Well, escaping is simple to explain (though not so simple to implement). Its all about separate modelling of symbols which didn't occur in context yet.

With PPM approach (eg. PPMd) you just keep an explicit escape symbol in the alphabet, and encode it when encountered symbol is not in alphabet. Then you switch to another context, mask out already seen symbols, and continue like that until you encode the symbol or run out of contexts. But with such a model escape codes amount to a significant part of a compressed file so are an obvious target for further improvement, like a secondary estimation (SEE is origin of SSE, in fact).

This approach also benefits from so called "inheritance" = cutting a part of escape's frequency corresponding to actual symbol's probability in other context and assigning it to a new symbol in context.

Another possibility is to separately encode the escape flag before processing the context alphabet. Recent results show that this allows for a better compression at the cost of one extra coder call per symbol.

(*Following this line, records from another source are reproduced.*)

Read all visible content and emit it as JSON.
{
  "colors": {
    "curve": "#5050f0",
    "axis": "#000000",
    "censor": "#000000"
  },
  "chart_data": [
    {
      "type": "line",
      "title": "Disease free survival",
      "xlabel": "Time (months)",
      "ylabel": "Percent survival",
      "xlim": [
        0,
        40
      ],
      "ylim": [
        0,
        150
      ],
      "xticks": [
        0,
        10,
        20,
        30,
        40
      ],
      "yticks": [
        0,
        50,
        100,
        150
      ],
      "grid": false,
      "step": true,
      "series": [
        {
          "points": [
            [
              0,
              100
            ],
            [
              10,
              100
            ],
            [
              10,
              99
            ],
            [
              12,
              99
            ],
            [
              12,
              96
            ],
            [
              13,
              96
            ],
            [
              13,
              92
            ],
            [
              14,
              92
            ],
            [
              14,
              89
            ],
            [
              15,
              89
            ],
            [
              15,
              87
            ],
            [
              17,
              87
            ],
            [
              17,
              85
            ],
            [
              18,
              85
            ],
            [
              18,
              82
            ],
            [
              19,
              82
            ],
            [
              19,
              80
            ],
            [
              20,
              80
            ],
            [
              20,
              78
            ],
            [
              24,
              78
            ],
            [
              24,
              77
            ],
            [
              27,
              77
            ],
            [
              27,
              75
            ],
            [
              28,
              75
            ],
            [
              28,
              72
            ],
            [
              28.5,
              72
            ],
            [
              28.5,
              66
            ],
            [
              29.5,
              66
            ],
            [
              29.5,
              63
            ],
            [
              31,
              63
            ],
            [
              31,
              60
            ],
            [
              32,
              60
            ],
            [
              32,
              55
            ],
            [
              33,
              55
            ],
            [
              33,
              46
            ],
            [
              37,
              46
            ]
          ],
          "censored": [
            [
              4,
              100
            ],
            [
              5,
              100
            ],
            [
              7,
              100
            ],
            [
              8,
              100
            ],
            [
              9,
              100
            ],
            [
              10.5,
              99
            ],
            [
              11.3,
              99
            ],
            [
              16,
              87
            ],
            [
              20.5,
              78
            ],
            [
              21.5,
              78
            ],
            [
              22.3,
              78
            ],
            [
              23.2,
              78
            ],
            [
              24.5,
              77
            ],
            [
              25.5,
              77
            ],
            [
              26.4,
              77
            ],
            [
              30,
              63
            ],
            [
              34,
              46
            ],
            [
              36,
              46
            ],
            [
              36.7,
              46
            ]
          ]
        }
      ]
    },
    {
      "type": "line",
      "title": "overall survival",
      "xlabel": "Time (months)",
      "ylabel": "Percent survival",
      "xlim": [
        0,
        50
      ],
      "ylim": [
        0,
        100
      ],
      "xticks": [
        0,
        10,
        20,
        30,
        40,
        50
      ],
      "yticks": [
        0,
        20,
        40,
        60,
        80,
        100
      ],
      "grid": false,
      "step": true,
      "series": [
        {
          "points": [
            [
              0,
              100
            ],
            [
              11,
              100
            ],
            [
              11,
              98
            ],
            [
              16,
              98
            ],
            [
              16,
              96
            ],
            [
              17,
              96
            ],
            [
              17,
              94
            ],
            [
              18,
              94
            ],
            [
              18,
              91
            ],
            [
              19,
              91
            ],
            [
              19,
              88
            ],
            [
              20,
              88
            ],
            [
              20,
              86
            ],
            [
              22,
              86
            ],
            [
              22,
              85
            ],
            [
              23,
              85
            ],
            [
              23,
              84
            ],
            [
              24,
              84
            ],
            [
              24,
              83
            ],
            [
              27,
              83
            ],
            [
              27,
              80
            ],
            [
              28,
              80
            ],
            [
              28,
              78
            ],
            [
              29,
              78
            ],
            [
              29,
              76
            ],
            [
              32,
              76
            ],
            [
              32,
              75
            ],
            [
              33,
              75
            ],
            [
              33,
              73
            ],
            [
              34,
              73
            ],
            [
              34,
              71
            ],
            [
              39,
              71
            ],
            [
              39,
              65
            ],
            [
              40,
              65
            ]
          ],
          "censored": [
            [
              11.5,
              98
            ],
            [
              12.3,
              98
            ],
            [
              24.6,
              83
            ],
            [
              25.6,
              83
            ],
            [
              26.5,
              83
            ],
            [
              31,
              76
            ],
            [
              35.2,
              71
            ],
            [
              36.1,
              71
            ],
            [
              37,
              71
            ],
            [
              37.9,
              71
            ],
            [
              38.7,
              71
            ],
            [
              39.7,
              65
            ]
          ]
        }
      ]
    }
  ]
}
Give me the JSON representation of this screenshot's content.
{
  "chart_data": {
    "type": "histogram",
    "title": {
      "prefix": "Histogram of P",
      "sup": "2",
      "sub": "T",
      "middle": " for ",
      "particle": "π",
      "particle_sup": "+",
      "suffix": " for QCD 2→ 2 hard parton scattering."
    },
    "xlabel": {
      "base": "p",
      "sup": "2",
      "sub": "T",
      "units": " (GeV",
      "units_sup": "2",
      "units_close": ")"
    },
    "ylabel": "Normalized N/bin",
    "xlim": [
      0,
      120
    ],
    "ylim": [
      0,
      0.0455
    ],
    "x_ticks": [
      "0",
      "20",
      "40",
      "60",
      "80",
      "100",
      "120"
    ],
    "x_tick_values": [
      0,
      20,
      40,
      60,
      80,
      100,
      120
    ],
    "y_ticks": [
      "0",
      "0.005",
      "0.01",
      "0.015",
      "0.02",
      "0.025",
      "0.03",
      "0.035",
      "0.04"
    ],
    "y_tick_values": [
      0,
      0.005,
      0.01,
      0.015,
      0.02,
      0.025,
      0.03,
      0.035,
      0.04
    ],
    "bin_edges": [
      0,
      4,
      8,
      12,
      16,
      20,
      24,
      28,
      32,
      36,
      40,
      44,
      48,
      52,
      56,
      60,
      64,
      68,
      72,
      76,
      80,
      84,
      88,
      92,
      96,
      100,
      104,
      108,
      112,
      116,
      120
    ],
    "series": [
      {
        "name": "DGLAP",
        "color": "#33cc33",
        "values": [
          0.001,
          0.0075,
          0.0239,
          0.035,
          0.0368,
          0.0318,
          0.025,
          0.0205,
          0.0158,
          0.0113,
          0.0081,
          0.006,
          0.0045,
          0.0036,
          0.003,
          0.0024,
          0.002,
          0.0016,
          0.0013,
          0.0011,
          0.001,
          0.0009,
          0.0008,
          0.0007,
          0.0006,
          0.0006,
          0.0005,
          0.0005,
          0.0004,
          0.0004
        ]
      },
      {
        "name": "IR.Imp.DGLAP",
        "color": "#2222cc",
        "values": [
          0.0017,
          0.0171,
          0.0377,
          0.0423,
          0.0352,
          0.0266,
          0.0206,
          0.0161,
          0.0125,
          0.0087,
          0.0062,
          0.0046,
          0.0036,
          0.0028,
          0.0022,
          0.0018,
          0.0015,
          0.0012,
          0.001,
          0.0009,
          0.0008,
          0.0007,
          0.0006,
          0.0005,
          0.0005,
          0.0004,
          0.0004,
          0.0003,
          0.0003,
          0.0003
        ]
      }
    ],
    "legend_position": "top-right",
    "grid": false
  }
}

Then again, this is all about real PPM models, where only the highest order corresponds to actual data, while all others process the leftovers. It minimizes context updates and coder calls so is relatively fast.

While with CM you simultaneously model the data with all the context orders, so its enough to leave some interval for escape, where mixed estimations from other orders could be mapped. Normally CM shows better compression, but it requires mixing (at least static) and update of all contexts to process each symbol, so is much slower.

> what's 'pollution'? typical example is pdf's. it contains a
> lot of text and a lot of random (compressed) data. that
> compressed data pollutes statistics gathered on text
> additionally compressed data gets expanded by large amount.
> what i want to achieve is to make some workaround for it.

One possible workaround is like what I did in order_test4 demo, where rangecoder is not immediately used on encoding, but probabilities are collected instead, and discarded when they appear redundant.

But this only stops the uncompression, though to prevent the "statistics pollution" its possible to keep a statistics modification log and undo the changes using it when redundancy is detected.

Its also possible to keep a delayed copy of full model at low orders, but I doubt that it would be any faster than patches described above.

And another idea might be to perform a segmentation pass before the actual compression and roughly determine which segments don't fit the model.

> if nobody knows a efficient solution for 'pollution' problem
> then maybe i will skip it as it's not very important.

I agree that its wrong to provide support for random data while not having proper models for known formats. But thats probably not your reason.

> most important thing for me is efficient escape modelling.

Well, again, its simple.
You just define what exactly is an "escape", and then model it, with secondary estimation, submodel mixing and whatever else if simple statistics are not enough.